Achievements and titles
- Personal best: 35.29

Medal record
Representing Serbia
Men's Athletics
Paralympic Games
| Gold medal – first place | 2012 London | Club throw F31-32/51 |
| Gold medal – first place | 2016 Rio de Janeiro | Club throw F51 |
| Silver medal – second place | 2020 Tokyo | Club throw F51 |
| Bronze medal – third place | 2024 Paris | Club throw F51 |
World Championships
| Gold medal – first place | 2015 Doha | Club throw F51 |
| Gold medal – first place | 2017 London | Club throw F51 |
| Gold medal – first place | 2024 Kobe | Club throw F51 |
European Championships
| Gold medal – first place | 2016 Grosseto | Club throw F51 |
| Gold medal – first place | 2018 Berlin | Club throw F51 |
| Gold medal – first place | 2021 Bydgoszcz | Club throw F51 |

= Željko Dimitrijević =

Serbian Paralympic athlete (born 1971)

Željko Dimitrijević (Жељко Димитријевић; born 4 January 1971) is a gold medal-winning Paralympian athlete from Serbia.
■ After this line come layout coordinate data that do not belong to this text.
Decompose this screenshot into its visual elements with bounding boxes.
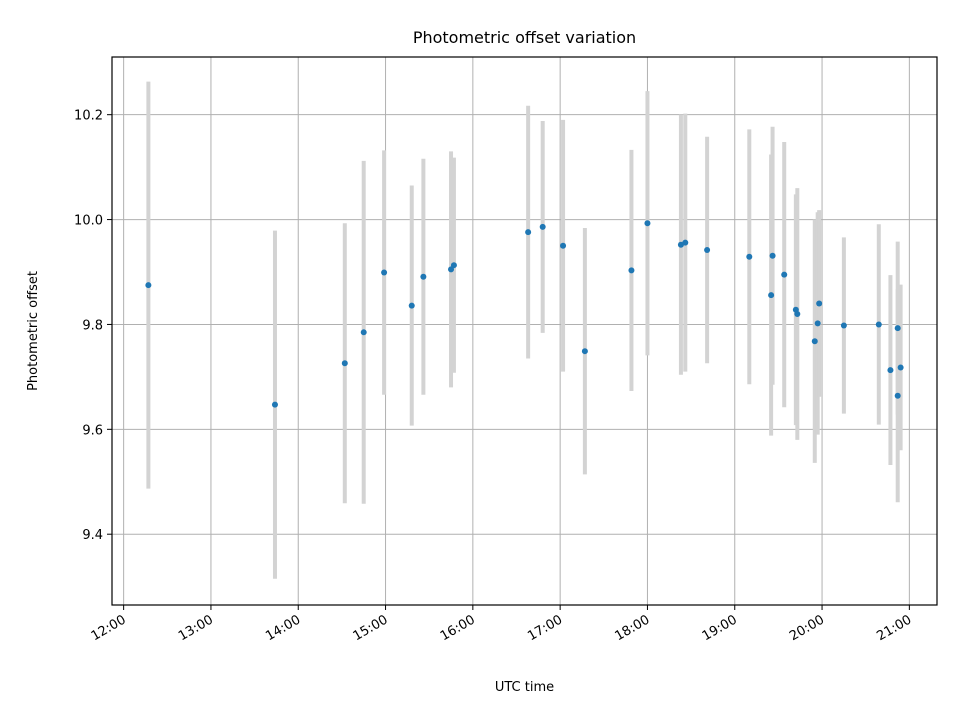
data-point — [271, 401, 278, 408]
data-point — [897, 364, 904, 371]
data-point — [360, 329, 367, 336]
data-point — [794, 310, 801, 317]
data-point — [704, 246, 711, 253]
y-tick-label: 9.4 — [82, 528, 103, 543]
data-point — [682, 239, 689, 246]
data-point — [887, 367, 894, 374]
data-point — [539, 223, 546, 230]
data-point — [450, 262, 457, 269]
data-point — [781, 271, 788, 278]
data-point — [560, 242, 567, 249]
grid — [112, 57, 937, 605]
y-tick-label: 9.6 — [82, 423, 103, 438]
data-point — [644, 220, 651, 227]
data-point — [628, 267, 635, 274]
data-point — [746, 253, 753, 260]
data-point — [875, 321, 882, 328]
data-point — [420, 273, 427, 280]
y-tick-label: 9.8 — [82, 318, 103, 333]
x-axis-label: UTC time — [495, 680, 554, 695]
data-point — [894, 325, 901, 332]
data-point — [381, 269, 388, 276]
data-point — [840, 322, 847, 329]
data-point — [341, 360, 348, 367]
data-point — [814, 320, 821, 327]
data-point — [816, 300, 823, 307]
data-point — [408, 302, 415, 309]
data-point — [448, 266, 455, 273]
y-tick-label: 10.2 — [74, 109, 103, 124]
data-point — [145, 282, 152, 289]
data-point — [581, 348, 588, 355]
y-tick-label: 10.0 — [74, 214, 103, 229]
data-points — [145, 220, 904, 408]
data-point — [894, 392, 901, 399]
plot-frame — [111, 56, 938, 606]
chart-title: Photometric offset variation — [413, 28, 636, 47]
y-axis-label: Photometric offset — [26, 271, 41, 391]
data-point — [811, 338, 818, 345]
data-point — [768, 292, 775, 299]
data-point — [525, 229, 532, 236]
data-point — [769, 252, 776, 259]
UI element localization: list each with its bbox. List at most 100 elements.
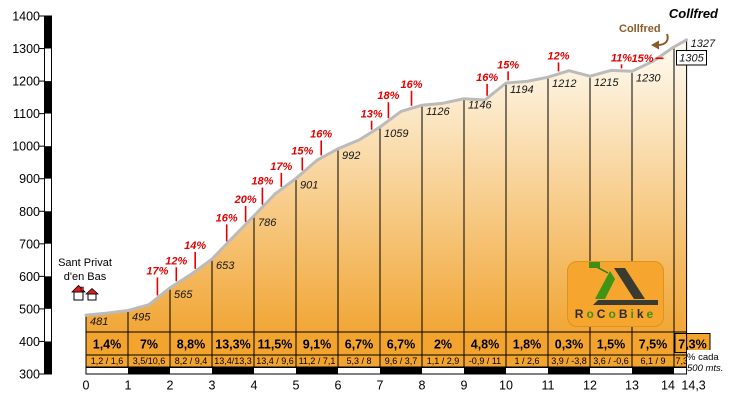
per500-gradient-values: 9,6 / 3,7 xyxy=(385,356,418,366)
x-axis-label: 14,3 xyxy=(681,379,705,393)
gradient-marker-label: 20% xyxy=(234,194,257,206)
altitude-ruler-band xyxy=(44,178,52,212)
village-houses-icon xyxy=(71,284,99,301)
x-axis-label: 11 xyxy=(542,379,555,393)
altitude-label: 1126 xyxy=(426,106,451,118)
gradient-marker-label: 15% xyxy=(497,59,519,71)
x-axis-label: 2 xyxy=(167,379,174,393)
per500-gradient-values: 7,3 xyxy=(676,356,689,366)
rocobike-logo: RoCoBike xyxy=(567,261,664,327)
per500-gradient-values: 1 / 2,6 xyxy=(514,356,539,366)
per500-gradient-values: 1,2 / 1,6 xyxy=(91,356,124,366)
y-axis-label: 400 xyxy=(19,335,40,349)
x-axis-label: 6 xyxy=(335,379,342,393)
altitude-label-box xyxy=(676,50,707,66)
elevation-area xyxy=(86,39,687,368)
logo-letter: k xyxy=(636,307,647,321)
avg-gradient-value: 0,3% xyxy=(555,338,584,352)
altitude-ruler-band xyxy=(44,113,52,147)
altitude-label: 1327 xyxy=(691,38,716,50)
elevation-profile-line xyxy=(84,38,689,317)
altitude-label: 901 xyxy=(300,179,318,191)
start-town-line1: Sant Privat xyxy=(58,257,112,269)
y-axis-label: 1100 xyxy=(13,107,40,121)
altitude-labels: 481 495 565 653 786 901 992 1059 1126 1146 1194 121… xyxy=(90,38,716,328)
per500-gradient-values: 5,3 / 8 xyxy=(346,356,371,366)
logo-letter: i xyxy=(630,307,637,321)
rocobike-logo-graphic xyxy=(589,262,658,305)
per500-gradient-values: 6,1 / 9 xyxy=(640,356,665,366)
logo-letter: B xyxy=(618,307,631,321)
altitude-label: 1215 xyxy=(594,77,619,89)
logo-letter: o xyxy=(586,307,597,321)
gradient-marker-label: 16% xyxy=(216,212,238,224)
per500-gradient-values: 13,4/13,3 xyxy=(214,356,252,366)
y-axis-label: 1000 xyxy=(12,140,40,154)
avg-gradient-value: 7,5% xyxy=(639,338,668,352)
km-stripe-band xyxy=(128,368,170,374)
avg-gradient-value: 7,3% xyxy=(678,338,707,352)
avg-gradient-value: 4,8% xyxy=(471,338,500,352)
gradient-marker-label: 14% xyxy=(184,240,206,252)
y-axis-label: 1300 xyxy=(12,42,40,56)
summit-title: Collfred xyxy=(668,6,718,21)
avg-gradient-value: 6,7% xyxy=(345,338,374,352)
avg-gradient-value: 8,8% xyxy=(177,338,206,352)
km-stripe-band xyxy=(380,368,422,374)
summit-arrow-icon xyxy=(651,33,669,50)
avg-gradient-value: 1,4% xyxy=(93,338,122,352)
altitude-ruler-band xyxy=(44,16,52,49)
y-axis-label: 300 xyxy=(19,368,40,382)
altitude-label: 1146 xyxy=(468,100,493,112)
avg-gradient-value: 13,3% xyxy=(215,338,250,352)
altitude-label: 1059 xyxy=(384,128,408,140)
km-stripe-band xyxy=(632,368,674,374)
km-stripe-band xyxy=(548,368,590,374)
per500-gradient-values: 1,1 / 2,9 xyxy=(427,356,460,366)
km-stripe-band xyxy=(212,368,254,374)
altitude-ruler-band xyxy=(44,211,52,244)
avg-gradient-value: 11,5% xyxy=(258,338,293,352)
logo-text: RoCoBike xyxy=(575,307,656,321)
x-axis-stripe xyxy=(85,367,688,375)
altitude-ruler-band xyxy=(44,81,52,114)
avg-gradient-value: 9,1% xyxy=(303,338,332,352)
avg-gradient-value: 1,5% xyxy=(597,338,626,352)
summit-pointer-label: Collfred xyxy=(619,23,661,35)
x-axis-label: 5 xyxy=(293,379,300,393)
gradient-marker-label: 12% xyxy=(547,50,569,62)
altitude-label: 495 xyxy=(132,312,151,324)
altitude-ruler-frame xyxy=(44,15,52,375)
y-axis-label: 1200 xyxy=(12,75,40,89)
x-axis-label: 0 xyxy=(83,379,90,393)
gradient-marker-label: 13% xyxy=(361,109,383,121)
gradient-marker-label: 11% xyxy=(611,52,632,64)
y-axis-label: 1400 xyxy=(12,10,40,24)
altitude-label: 565 xyxy=(174,289,193,301)
km-stripe-band xyxy=(296,368,338,374)
altitude-ruler-band xyxy=(44,308,52,342)
gradient-marker-label: 17% xyxy=(146,265,168,277)
per500-gradient-values: 13,4 / 9,6 xyxy=(256,356,294,366)
y-axis-label: 600 xyxy=(19,270,40,284)
gradient-marker-label: 17% xyxy=(270,161,292,173)
altitude-ruler-band xyxy=(44,341,52,374)
x-axis-label: 12 xyxy=(583,379,597,393)
altitude-label: 653 xyxy=(216,260,235,272)
x-axis-label: 4 xyxy=(251,379,258,393)
x-axis-label: 10 xyxy=(499,379,513,393)
logo-letter: e xyxy=(646,307,657,321)
gradient-unit-note-line2: 500 mts. xyxy=(687,363,724,375)
altitude-label: 481 xyxy=(90,316,108,328)
logo-letter: o xyxy=(608,307,619,321)
avg-gradient-value: 1,8% xyxy=(513,338,542,352)
x-axis-label: 14 xyxy=(661,379,675,393)
gradient-unit-note: % cada 500 mts. xyxy=(687,350,735,379)
gradient-marker-label: 18% xyxy=(377,90,399,102)
altitude-label: 1194 xyxy=(510,84,534,96)
altitude-label: 1305 xyxy=(679,53,704,65)
logo-letter: C xyxy=(596,307,609,321)
avg-gradient-value: 7% xyxy=(140,338,158,352)
logo-letter: R xyxy=(574,307,587,321)
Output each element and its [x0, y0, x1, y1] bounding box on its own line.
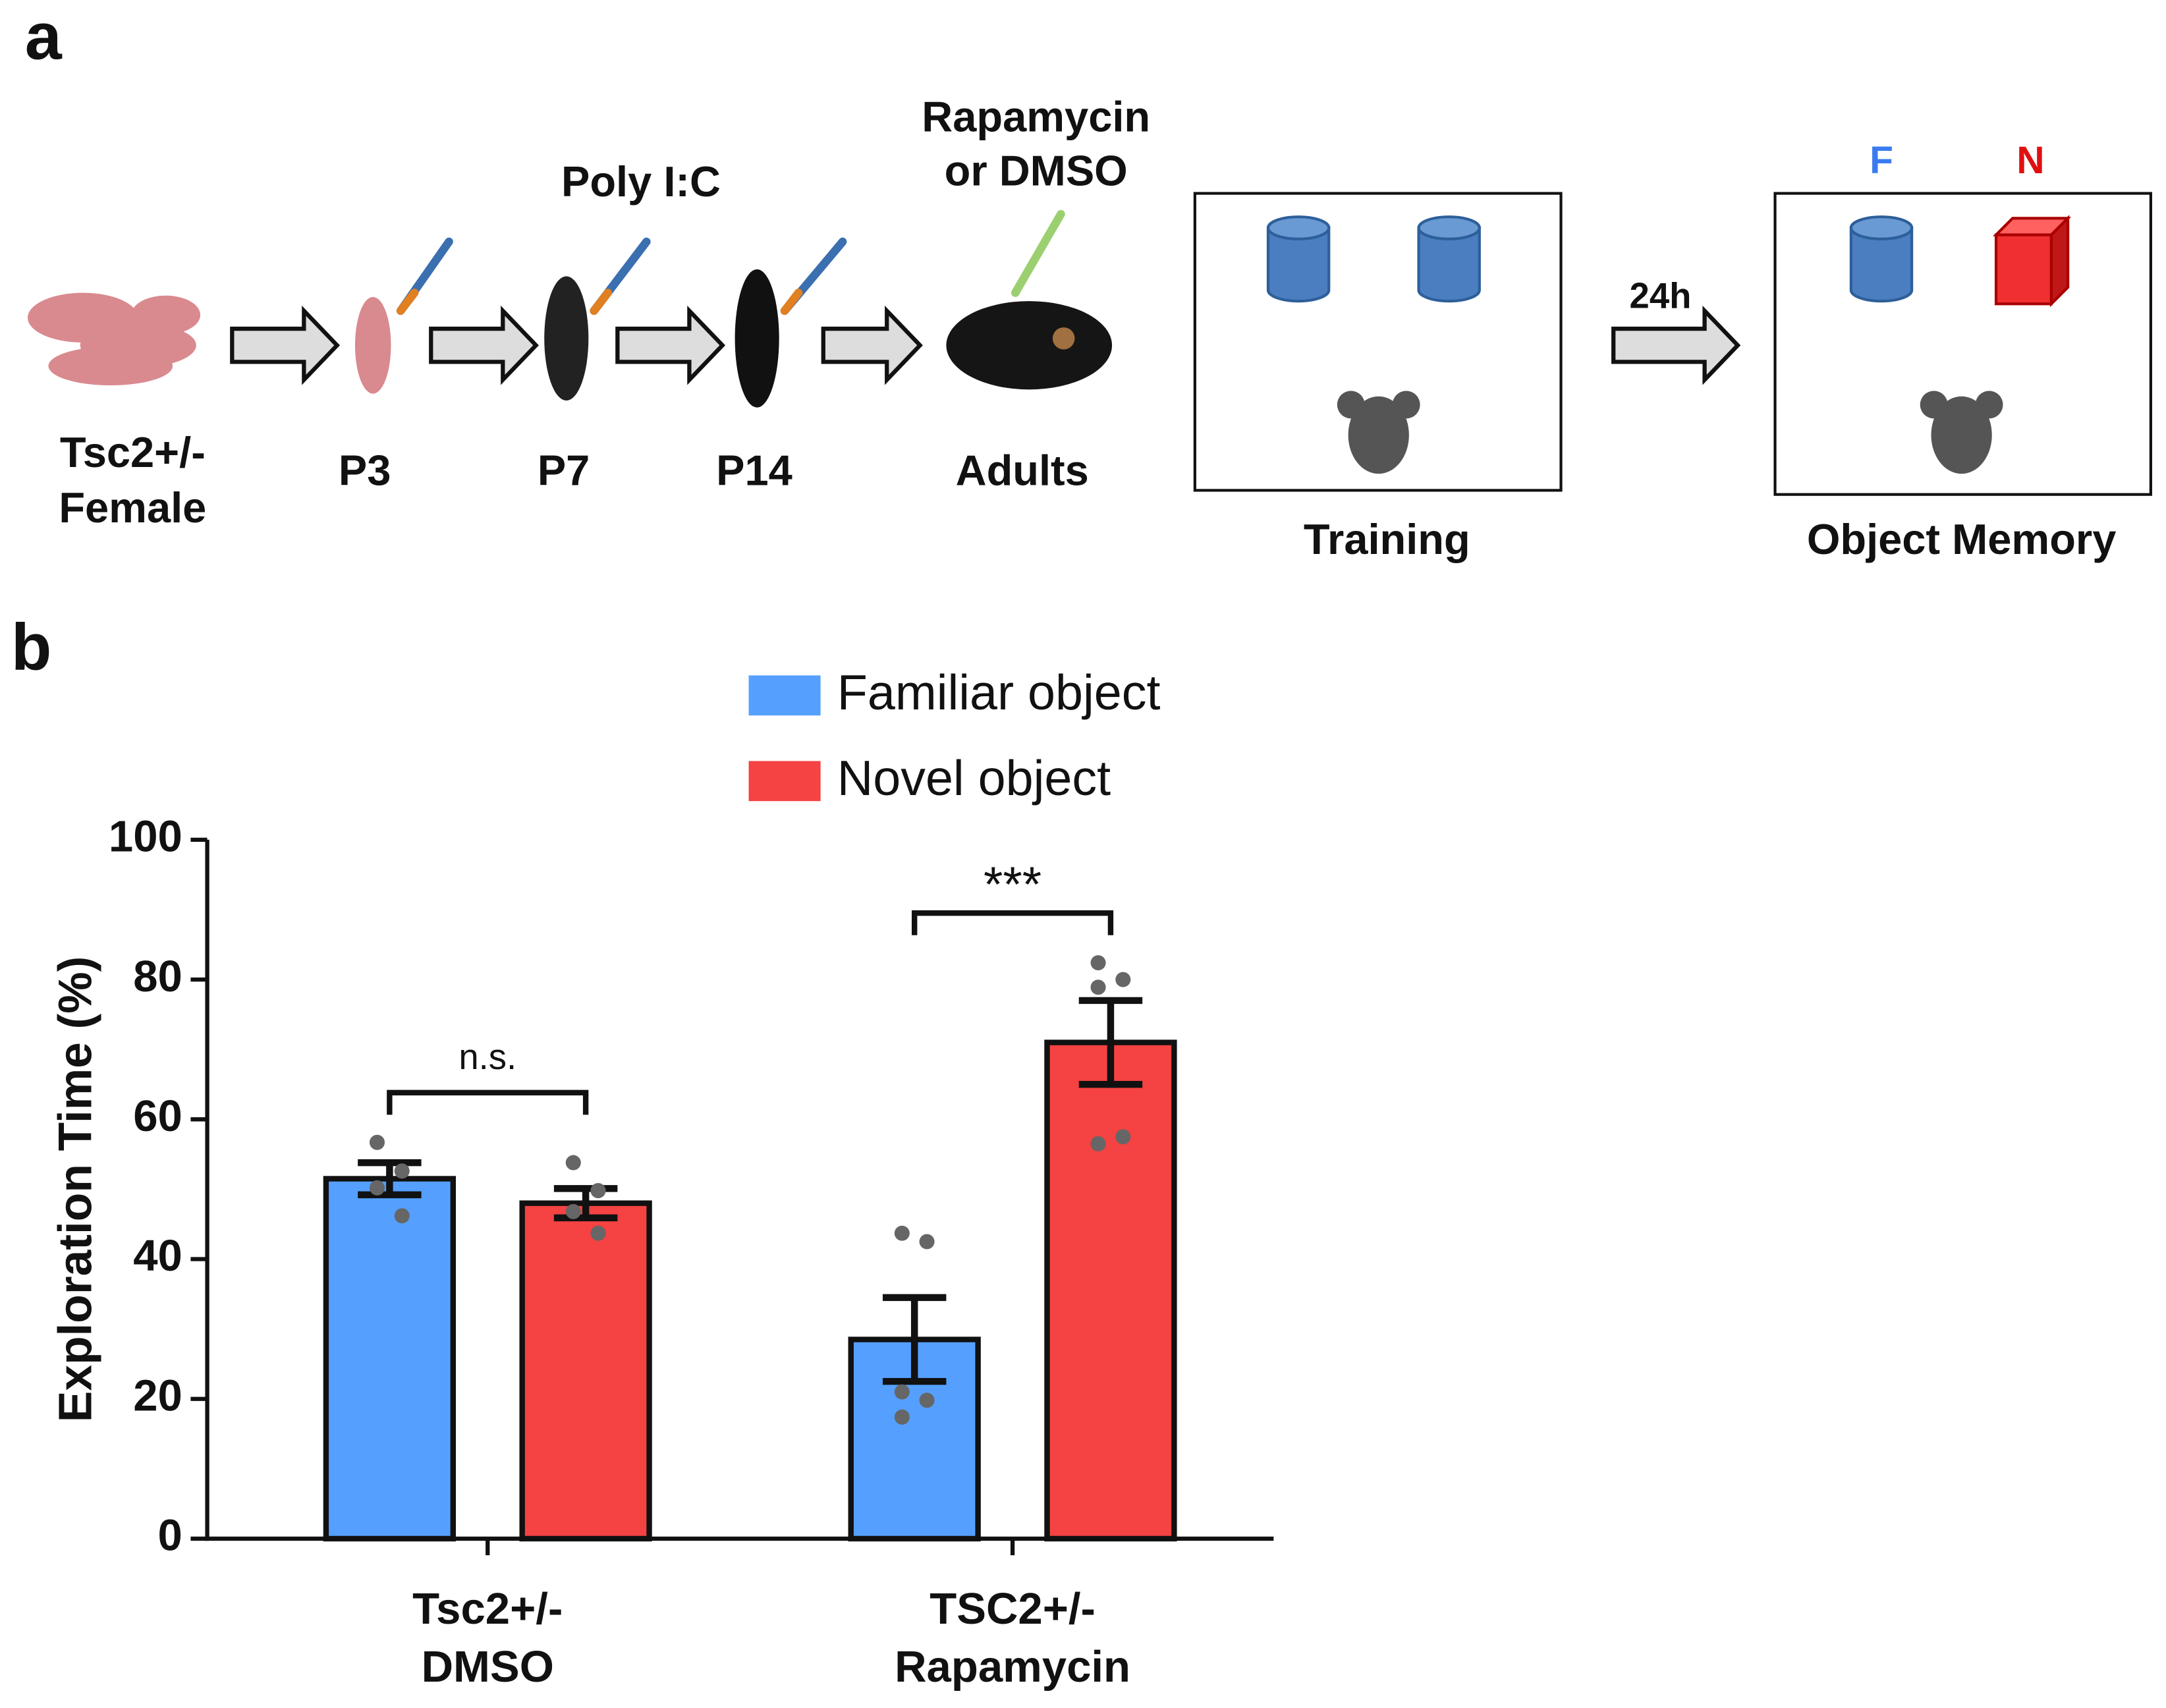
data-point	[1115, 972, 1131, 987]
treatment-label: or DMSO	[945, 146, 1128, 194]
syringes	[396, 209, 1065, 316]
arena	[1193, 192, 1563, 492]
data-point	[590, 1225, 606, 1241]
treatment-label: Rapamycin	[922, 93, 1150, 141]
stage-label: P7	[538, 446, 590, 494]
object-tag: N	[2016, 139, 2044, 182]
data-point	[1090, 1136, 1106, 1151]
pup	[354, 296, 391, 394]
panel-label: a	[25, 0, 63, 74]
y-tick-label: 100	[109, 812, 182, 862]
stage-label: Female	[59, 483, 206, 532]
box-caption: Training	[1304, 515, 1470, 563]
y-tick-label: 40	[133, 1231, 182, 1281]
diagram: Tsc2+/- Female P3 P7 P14 Adults Poly I:C…	[27, 93, 2152, 563]
y-tick-label: 60	[133, 1091, 182, 1141]
legend-swatch	[748, 761, 821, 802]
adult-mouse	[946, 301, 1113, 390]
data-point	[919, 1392, 935, 1408]
data-point	[894, 1384, 910, 1400]
significance-bracket	[911, 910, 1114, 935]
x-tick-label: DMSO	[422, 1642, 554, 1692]
x-tick-label: Rapamycin	[895, 1642, 1130, 1692]
error-bar	[358, 1159, 422, 1199]
data-point	[894, 1409, 910, 1425]
y-tick-label: 20	[133, 1371, 182, 1420]
stage-label: P3	[339, 446, 391, 494]
objects	[1266, 215, 1914, 303]
data-point	[590, 1183, 606, 1199]
data-point	[1090, 955, 1106, 971]
significance-label: ***	[984, 856, 1041, 912]
data-point	[565, 1155, 581, 1171]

He competes in seated throws in the F51 classification, a class for quadriplegics. He is the current world record holder in club throw.

==Career==
At the 2012 Summer Paralympics held in London, he won a gold medal in club throw, broke a world record and became Serbia's first Paralympic gold medalist. At the 2016 Summer Paralympics, Dimitrijević won another gold medal in the same event with a new world record (29.96 m).

At the 2021 World Para Athletics European Championships, Dimitrijević won a gold medal in club throw in the F51 classification with a new world record of 34.71 m.